Council considering phase-in of tax increase
By Kym Soper
VERNON - Saying older residents can't afford a dramatic tax hike all at once, Republican council members are pushing for a graduated phase-in of the property revaluation.
Property values rose significantly after revaluation was completed this year with the 2006 grand list soaring upwards of 41 percent. For many, real estate values swelled by more than 50 percent, as the tax burden shifted from commercial to residential.
According to town finance office calculations, property taxes are expected to rise on average $800 for most homeowners.
Low interest rates and a vigorous real estate market caused property values to mushroom in recent years. Commercial properties also increased, but not quite as severely, which accounts for the shift in tax burden, town officials say.
State statutes allow municipalities to gradually phase in assessment increases resulting from a revaluation for up to five-years, a practice that is being employed in Manchester and is being considered in Enfield.
Democratic Mayor Ellen L. Marmer has said she is against a phased-in approach, as many residents want it done "in one fell swoop." Also, a phase-in would cost the town more in the long run, and adversely affect the town's bond rating, she has said.
"If it affects three quarters of the people like the way I think it does, then we're absolutely going to do it," Deputy Mayor Jason L. McCoy, a Republican, said of the phase-in plan. "We want to see a few more numbers run, but it's probably something were going to have to do to deal with her spending spree."
Town Assessor David Wheeler, who presented the latest figures on the Grand List and revaluation to council members Tuesday, said a phase-in would have limited value.

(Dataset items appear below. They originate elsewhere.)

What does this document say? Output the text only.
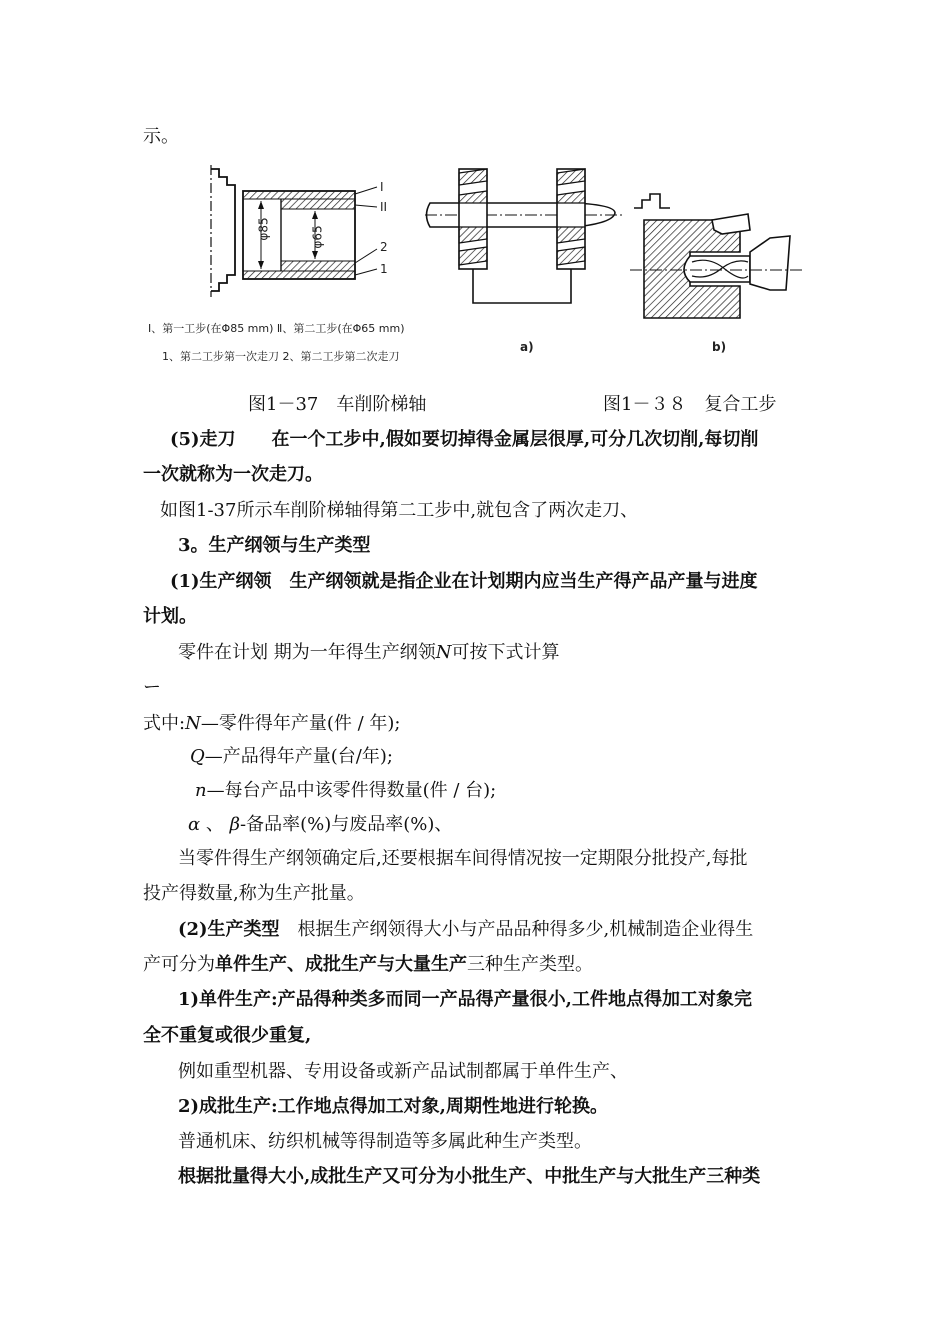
示。
φ85	φ65
I
II
2
1
Ⅰ、第一工步(在Φ85 mm) Ⅱ、第二工步(在Φ65 mm)
1、第二工步第一次走刀 2、第二工步第二次走刀
a)	b)
图1－37　车削阶梯轴	图1－３８　复合工步
(5)走刀　　在一个工步中,假如要切掉得金属层很厚,可分几次切削,每切削
一次就称为一次走刀。
如图1-37所示车削阶梯轴得第二工步中,就包含了两次走刀、
3。生产纲领与生产类型
(1)生产纲领　生产纲领就是指企业在计划期内应当生产得产品产量与进度
计划。
零件在计划 期为一年得生产纲领N可按下式计算
ー
式中:N—零件得年产量(件 / 年);
Q—产品得年产量(台/年);
n—每台产品中该零件得数量(件 / 台);
α 、 β-备品率(%)与废品率(%)、
当零件得生产纲领确定后,还要根据车间得情况按一定期限分批投产,每批
投产得数量,称为生产批量。
(2)生产类型　根据生产纲领得大小与产品品种得多少,机械制造企业得生
产可分为单件生产、成批生产与大量生产三种生产类型。
1)单件生产:产品得种类多而同一产品得产量很小,工件地点得加工对象完
全不重复或很少重复,
例如重型机器、专用设备或新产品试制都属于单件生产、
2)成批生产:工作地点得加工对象,周期性地进行轮换。
普通机床、纺织机械等得制造等多属此种生产类型。
根据批量得大小,成批生产又可分为小批生产、中批生产与大批生产三种类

The tax rate would have to be raised in order to make up the loss of tax revenue to fund the budget, he said.
Taxpayers would still have to make up the estimated $9 million shortfall in the mayor's proposed $75.7 million budget, he said.
"But what they won't get is the sticker shock of $800 as opposed to a $300 tax bill this summer," Republican councilman Daniel E. Anderson said. "I'm concerned about the elderly, who didn't get an $800 increase in their income."
Republicans, who are in the majority on the council, say a phase-in would also delay the shift in the tax burden from commercial to residential, making businesses carry the load a few years more.
"Somebody is walking away from this with a huge paycheck," Republican councilman Daniel Champagne said, referring to commercial businesses and industry which, due to revaluation and new state regulations regarding tariffs on equipment will see their taxes stabilize or go down.
"We're making it very difficult for retired people to remain in this town," Bill F. Campbell, Republican council member said.
Wheeler agreed that a phase-in would stave off the shift from business to residential.
But Democratic councilwoman Marie Herbst countered by saying a phase-in wouldn't change tax bills as much as Republicans believe it would.
"Phasing in really doesn't give you the big bang for the buck you think it will," Herbst told council members. "People are thinking they are going to be saving hundreds of dollars and that's just not true. The only way a phase-in would be effective is if you were to hold the line on spending to this year, but then you'll be faced with some very serious choices."
A phase-in would cost the town $15,000 in computer software and overtime expenses, Wheeler told council members.
Marmer thanked Republicans for not pushing the issue to a vote Tuesday, as "there's a lot of information here to digest."
McCoy said today that Republicans had to fight to get the discussion on the table and have no intention of backing down.
"We've been hearing from people that they would not like to get hit with a huge tax increase all at once - that hasn't changed in eight years," McCoy said.
The issue will return for a council vote at the May 1 public hearing and town meeting on the budget.